Breakdown of Potential Flow to Turbulence around a Sphere Oscillating in Superfluid He-4 above the Critical Velocity

TL;DR

This study investigates the transition from potential flow to turbulence around an oscillating sphere in superfluid helium-4, revealing hysteresis, vortex density effects, flow instability, and frequency dependence of these phenomena.

Contribution

It provides new insights into the velocity thresholds, vortex density influence, and flow stability in superfluid helium-4, including detailed statistical analysis of flow phase lifetimes and transition behaviors.

Findings

Hysteresis observed in transition velocities during amplitude sweeps.

Flow instability occurs between critical velocities at low temperatures.

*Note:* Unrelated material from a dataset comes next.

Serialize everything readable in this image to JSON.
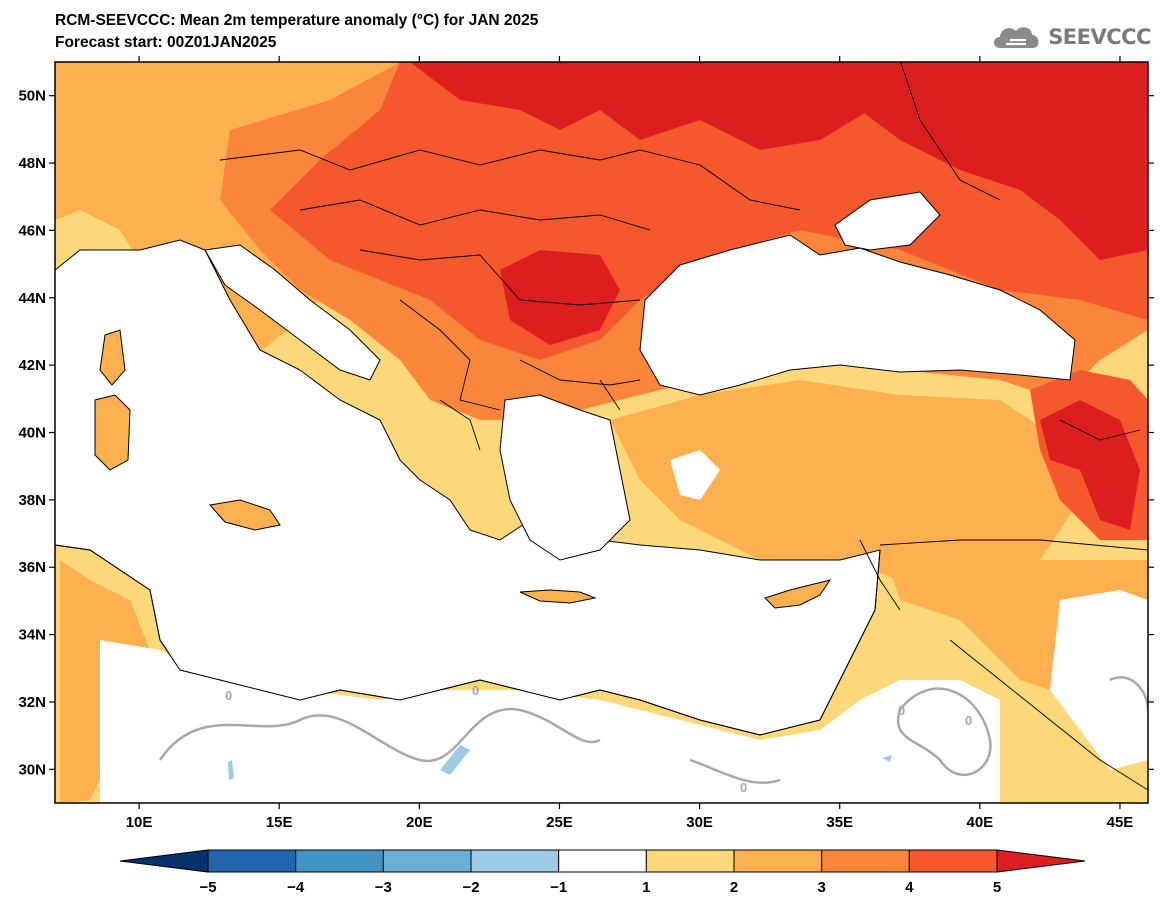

Distribution of phase lifetimes and failure rates analyzed at various temperatures.

Abstract

The onset of turbulent flow around an oscillating sphere in superfluid $^4$He is known to occur at a critical velocity $v_c \sim \sqrt{\kappa\omega}$ where $\kappa$ is the circulation quantum and $\omega$ is the oscillation frequency. But it is also well known that initially in a first up-sweep of the oscillation amplitude, $v_c$ can be considerably exceeded before the transition occurs, thus leading to a strong hysteresis in the velocity sweeps. The velocity amplitude $v_c^* > v_c$ where the transition finally occurs is related to the density $L_0$ of the remanent vortices in the superfluid. Moreover, at temperatures below ca. 0.5 K and in a small interval of velocity amplitudes between $v_c$ and a velocity that is about 2% larger, the flow pattern is found to be unstable, switching intermittently between potential flow and turbulence. From time series recorded at constant temperature and driving force the distribution of the excess velocities $\Delta v = v_c^* - v_c$ is obtained and from that the failure rate. Below 0.1 K we also can determine the distribution of the lifetimes of the phases of potential flow. Finally, the frequency dependence of these results is discussed.